Las energías renovables ya no son un tema del futuro. Son una realidad que avanza, con logros concretos y desafíos igual de concretos. Los países han venido diversificando sus matrices energéticas por múltiples razones: los compromisos globales frente al cambio climático y la reducción de emisiones de gases de efecto invernadero han marcado la dirección, pero también pesa el hecho de que los combustibles fósiles son un recurso finito. Depender exclusivamente de ellos es apostarle a una solución con fecha de vencimiento.

En ese contexto, Colombia parte con una ventaja importante: gracias a su base hidroeléctrica, el país tiene una generación eléctrica con niveles de emisiones significativamente menores que los de muchas otras naciones. Sin embargo, esa ventaja no es suficiente por sí sola. La demanda energética crece, el cambio climático presiona y la dependencia de los combustibles fósiles, especialmente en el sector transporte, sigue siendo una realidad que no se puede ignorar.

Asumir que la transición energética es únicamente un asunto tecnológico sería un error. Las barreras son diversas: la financiación sigue siendo insuficiente, la tecnología proviene casi en su totalidad del exterior y varios proyectos han enfrentado frenos por tensiones sociales, restricciones presupuestales y otras razones que reflejan la complejidad del proceso.

La movilidad eléctrica es un ejemplo claro de estas tensiones: los vehículos eléctricos llegaron y siguen llegando al país, pero la infraestructura de puntos de carga no crece al mismo ritmo que su comercialización. Como en cualquier proceso de transformación profunda, estos retos hay que irlos sobrellevando, aunque también pueden limitar un alcance más amplio si no se abordan con decisión.

Esa misma lógica aplica cuando se habla de las fuentes de respaldo. La variabilidad climática es un factor real que afecta la generación renovable, y las plantas termoeléctricas siguen siendo el soporte esencial del sistema ante esas fluctuaciones. Por eso, pensar en eliminarlas en el corto plazo no es una postura realista.

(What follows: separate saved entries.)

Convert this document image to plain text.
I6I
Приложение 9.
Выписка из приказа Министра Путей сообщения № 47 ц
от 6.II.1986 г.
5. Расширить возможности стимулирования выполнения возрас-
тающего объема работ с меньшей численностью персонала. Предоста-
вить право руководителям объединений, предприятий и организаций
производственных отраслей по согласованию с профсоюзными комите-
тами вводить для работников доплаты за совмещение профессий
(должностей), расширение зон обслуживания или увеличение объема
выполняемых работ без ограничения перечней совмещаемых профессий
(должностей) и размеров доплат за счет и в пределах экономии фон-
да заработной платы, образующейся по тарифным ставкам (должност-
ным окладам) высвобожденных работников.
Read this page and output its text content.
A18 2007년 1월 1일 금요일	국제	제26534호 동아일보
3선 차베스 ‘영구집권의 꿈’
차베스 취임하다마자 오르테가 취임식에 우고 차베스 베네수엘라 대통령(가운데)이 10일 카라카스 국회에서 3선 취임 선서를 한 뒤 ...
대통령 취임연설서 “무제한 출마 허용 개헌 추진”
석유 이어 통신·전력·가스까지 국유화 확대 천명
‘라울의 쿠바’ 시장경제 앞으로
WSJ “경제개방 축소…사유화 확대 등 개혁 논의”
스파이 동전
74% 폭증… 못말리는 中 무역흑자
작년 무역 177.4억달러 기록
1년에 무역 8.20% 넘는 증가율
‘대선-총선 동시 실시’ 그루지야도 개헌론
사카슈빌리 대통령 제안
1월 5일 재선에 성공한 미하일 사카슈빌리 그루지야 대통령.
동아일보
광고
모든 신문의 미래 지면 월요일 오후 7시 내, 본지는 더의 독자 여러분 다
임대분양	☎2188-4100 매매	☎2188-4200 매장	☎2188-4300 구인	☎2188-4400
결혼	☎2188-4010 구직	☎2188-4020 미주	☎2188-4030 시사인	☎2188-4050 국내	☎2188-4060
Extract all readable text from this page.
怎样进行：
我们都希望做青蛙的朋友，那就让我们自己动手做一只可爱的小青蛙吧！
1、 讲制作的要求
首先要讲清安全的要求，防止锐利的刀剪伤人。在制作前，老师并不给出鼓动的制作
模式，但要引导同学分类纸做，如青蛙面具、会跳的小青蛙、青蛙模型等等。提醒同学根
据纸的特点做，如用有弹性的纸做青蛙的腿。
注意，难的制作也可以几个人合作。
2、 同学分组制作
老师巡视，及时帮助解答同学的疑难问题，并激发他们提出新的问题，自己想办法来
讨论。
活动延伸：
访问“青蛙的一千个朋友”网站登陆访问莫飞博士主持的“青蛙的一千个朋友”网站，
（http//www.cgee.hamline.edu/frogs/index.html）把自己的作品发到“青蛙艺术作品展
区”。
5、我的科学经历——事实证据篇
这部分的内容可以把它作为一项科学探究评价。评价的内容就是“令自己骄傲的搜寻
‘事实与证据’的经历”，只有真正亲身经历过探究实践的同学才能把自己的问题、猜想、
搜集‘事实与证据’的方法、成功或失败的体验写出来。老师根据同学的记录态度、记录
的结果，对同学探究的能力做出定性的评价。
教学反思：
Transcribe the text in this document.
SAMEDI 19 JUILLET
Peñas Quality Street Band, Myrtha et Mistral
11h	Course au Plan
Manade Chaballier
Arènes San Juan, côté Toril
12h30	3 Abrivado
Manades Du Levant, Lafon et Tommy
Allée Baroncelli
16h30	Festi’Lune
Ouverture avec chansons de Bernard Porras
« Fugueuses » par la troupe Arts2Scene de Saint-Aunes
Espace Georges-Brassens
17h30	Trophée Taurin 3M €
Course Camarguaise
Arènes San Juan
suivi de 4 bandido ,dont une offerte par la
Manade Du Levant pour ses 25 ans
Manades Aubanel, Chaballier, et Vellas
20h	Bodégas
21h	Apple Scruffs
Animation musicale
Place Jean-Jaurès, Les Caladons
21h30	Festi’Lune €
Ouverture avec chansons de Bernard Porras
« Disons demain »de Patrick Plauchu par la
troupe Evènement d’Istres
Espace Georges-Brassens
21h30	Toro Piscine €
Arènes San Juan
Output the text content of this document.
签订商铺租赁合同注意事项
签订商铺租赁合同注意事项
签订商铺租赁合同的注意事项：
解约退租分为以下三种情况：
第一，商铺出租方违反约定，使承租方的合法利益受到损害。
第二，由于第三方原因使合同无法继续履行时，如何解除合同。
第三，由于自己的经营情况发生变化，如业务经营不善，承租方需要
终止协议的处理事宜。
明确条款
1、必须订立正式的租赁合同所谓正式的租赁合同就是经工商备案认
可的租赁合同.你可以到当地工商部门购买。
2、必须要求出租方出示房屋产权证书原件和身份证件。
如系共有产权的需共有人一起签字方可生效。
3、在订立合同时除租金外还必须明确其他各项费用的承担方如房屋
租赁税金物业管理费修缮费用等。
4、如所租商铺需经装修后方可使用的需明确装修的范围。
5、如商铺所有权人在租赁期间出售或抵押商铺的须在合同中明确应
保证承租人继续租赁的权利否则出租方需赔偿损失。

La transición no funciona como un interruptor: requiere paciencia, planificación y un portafolio diverso de fuentes que garantice la seguridad del suministro mientras se avanza progresivamente hacia modelos más sostenibles.

Desde la educación, el desafío es igualmente importante. No se trata solo de formar profesionales con discursos sobre sostenibilidad, sino de construir ciudadanos y profesionales capaces de entender el contexto energético del país, cuestionarlo y participar activamente en él. La transición energética no es un tema exclusivo de ingenieros: el derecho, la economía, las ciencias sociales y la comunicación tienen mucho que aportar y explorar en este campo.

En esa dirección, en la Escuela de Ciencias Básicas del Politécnico Grancolombiano un grupo de docentes hemos venido integrando en los cursos de física aplicaciones prácticas enfocadas en energías, buscando que los estudiantes conecten los principios científicos con las realidades energéticas del país.

 A esto se suma el trabajo que otros colegas de la Escuela adelantan a través del Club Poli STEM con el Colegio Simón Rodríguez, donde niños y jóvenes exploran estas temáticas de forma experimental y aplicada. Son iniciativas distintas pero complementarias, que comparten un mismo propósito: que estos temas dejen de sentirse lejanos y se conviertan en preguntas propias.

Porque el cambio no depende únicamente de grandes políticas o megaproyectos. También pasa por ciudadanos informados que conozcan su consumo, verifiquen sus fuentes y aprovechen las alternativas que ya existen, como los paneles solares para autoconsumo, una opción real y disponible hoy para muchos hogares colombianos.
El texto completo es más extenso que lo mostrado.